The Federal Energy Regulatory Commission last week unanimously approved an order that could prove to be a landmark in the development of energy storage.
FERC’s order “opens the floodgates for storage participation” in wholesale power markets, Ravi Manghani, director of energy storage at GTM Research, said.
Order 841 directs operators of wholesale markets — Regional Transmission Organizations (RTOs) and Independent System Operators (ISOs) — to come up with market rules for energy storage to participate in the wholesale energy, capacity and ancillary services markets that recognize the physical and operational characteristics of the resource.
A level playing field
“The rules will codify mechanisms that will establish a level playing field that, ideally, is relatively comparable across regions,” Daniel Finn-Foley, senior energy storage analyst at GTM Research, told Utility Dive.

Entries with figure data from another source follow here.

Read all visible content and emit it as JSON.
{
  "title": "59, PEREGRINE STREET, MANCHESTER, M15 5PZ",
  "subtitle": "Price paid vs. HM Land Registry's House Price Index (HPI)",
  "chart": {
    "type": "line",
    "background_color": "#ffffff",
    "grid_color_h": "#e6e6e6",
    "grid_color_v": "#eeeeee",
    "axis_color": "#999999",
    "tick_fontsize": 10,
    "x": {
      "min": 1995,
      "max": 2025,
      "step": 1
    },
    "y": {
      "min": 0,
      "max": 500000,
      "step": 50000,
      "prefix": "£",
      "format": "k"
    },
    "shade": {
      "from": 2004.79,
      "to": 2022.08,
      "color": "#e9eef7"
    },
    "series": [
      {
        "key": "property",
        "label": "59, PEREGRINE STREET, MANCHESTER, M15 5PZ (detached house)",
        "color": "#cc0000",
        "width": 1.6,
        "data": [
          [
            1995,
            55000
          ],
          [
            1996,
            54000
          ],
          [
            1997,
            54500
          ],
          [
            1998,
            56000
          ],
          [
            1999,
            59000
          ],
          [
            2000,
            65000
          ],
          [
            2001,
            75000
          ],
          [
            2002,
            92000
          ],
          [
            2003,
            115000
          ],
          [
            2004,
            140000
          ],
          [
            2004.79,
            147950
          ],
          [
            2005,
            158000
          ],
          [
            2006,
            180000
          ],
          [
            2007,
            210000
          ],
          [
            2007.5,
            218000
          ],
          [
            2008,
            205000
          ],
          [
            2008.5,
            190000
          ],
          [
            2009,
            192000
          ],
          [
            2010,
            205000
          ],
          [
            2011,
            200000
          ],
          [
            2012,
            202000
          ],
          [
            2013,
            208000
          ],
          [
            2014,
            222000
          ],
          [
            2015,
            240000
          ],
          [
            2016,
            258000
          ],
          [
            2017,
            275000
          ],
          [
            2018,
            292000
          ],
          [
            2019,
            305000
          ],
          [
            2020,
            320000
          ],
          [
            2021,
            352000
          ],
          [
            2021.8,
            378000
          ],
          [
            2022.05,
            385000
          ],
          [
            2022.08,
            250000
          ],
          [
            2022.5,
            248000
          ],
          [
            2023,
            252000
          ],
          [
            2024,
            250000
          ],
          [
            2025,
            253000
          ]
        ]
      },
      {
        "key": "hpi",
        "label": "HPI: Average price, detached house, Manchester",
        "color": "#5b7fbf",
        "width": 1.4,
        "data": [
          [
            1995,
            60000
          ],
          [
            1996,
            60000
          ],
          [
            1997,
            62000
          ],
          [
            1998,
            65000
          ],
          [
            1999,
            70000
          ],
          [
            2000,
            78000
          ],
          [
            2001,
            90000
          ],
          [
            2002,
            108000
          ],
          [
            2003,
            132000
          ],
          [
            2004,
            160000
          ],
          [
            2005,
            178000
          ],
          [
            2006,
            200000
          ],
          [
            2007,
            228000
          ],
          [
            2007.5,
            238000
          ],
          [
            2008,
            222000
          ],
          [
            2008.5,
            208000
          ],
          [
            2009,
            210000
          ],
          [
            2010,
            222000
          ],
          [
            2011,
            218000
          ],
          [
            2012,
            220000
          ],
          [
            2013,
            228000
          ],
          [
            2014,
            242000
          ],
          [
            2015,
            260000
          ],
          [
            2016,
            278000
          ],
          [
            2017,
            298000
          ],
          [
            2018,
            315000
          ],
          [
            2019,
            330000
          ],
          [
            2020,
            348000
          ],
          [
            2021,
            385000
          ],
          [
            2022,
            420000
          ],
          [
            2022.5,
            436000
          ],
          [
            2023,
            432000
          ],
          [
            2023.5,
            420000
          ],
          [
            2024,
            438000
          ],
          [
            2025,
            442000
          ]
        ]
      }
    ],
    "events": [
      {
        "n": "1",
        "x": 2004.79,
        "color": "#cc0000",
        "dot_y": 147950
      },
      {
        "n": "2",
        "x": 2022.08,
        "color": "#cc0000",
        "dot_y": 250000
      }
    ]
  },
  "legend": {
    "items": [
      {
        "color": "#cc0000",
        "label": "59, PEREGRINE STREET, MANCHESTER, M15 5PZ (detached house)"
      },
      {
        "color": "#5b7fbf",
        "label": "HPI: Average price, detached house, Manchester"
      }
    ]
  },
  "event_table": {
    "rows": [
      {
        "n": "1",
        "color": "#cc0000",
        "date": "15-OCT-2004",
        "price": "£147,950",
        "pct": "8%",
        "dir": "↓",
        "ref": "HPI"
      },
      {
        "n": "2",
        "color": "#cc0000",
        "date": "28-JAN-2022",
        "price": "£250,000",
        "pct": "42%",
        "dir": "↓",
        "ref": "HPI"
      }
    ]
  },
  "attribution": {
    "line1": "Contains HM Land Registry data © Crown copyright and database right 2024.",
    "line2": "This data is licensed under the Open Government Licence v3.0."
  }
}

FERC specifies that those rules must:
- Ensure that a storage resource can provide all the services it is technically capable of providing,
- Ensure that an energy storage resource can be dispatched and can set market clearing prices as both a buyer and a seller,
- Account for the physical and operational characteristics of storage resources through bidding parameters or other means,
- Establish a minimum size for participation in RTO/ISO markets that does not exceed 100 kW, and
- Specify that the sale of electricity from the RTO/ISO markets to a storage resource that the resource resells must be at the wholesale locational marginal price.
FERC gave RTOs and ISOs nine months to file tariffs that comply with the order and another year to implement those tariff provisions.
Finn-Foley called the FERC rules “a starting point” for the development of energy storage projects in wholesale markets. “It is as if the industry has had one hand tied behind its back,” Finn-Foley said.
Growth through fiat
Much of the growth in energy storage to date has come about through regulatory fiat, such as California’s mandate to use storage to fill the capacity gap left by the Aliso Canyon methane leaks.
Aliso Canyon proved energy storage can provide capacity, Finn-Foley said, and with the right market design it could provide capacity services in other markets, as well. He cited research by GTM that shows energy storage will be competitive with new build gas-fired peakers in five to 10 years. But that can’t happen unless the right market mechanisms are in place, he noted.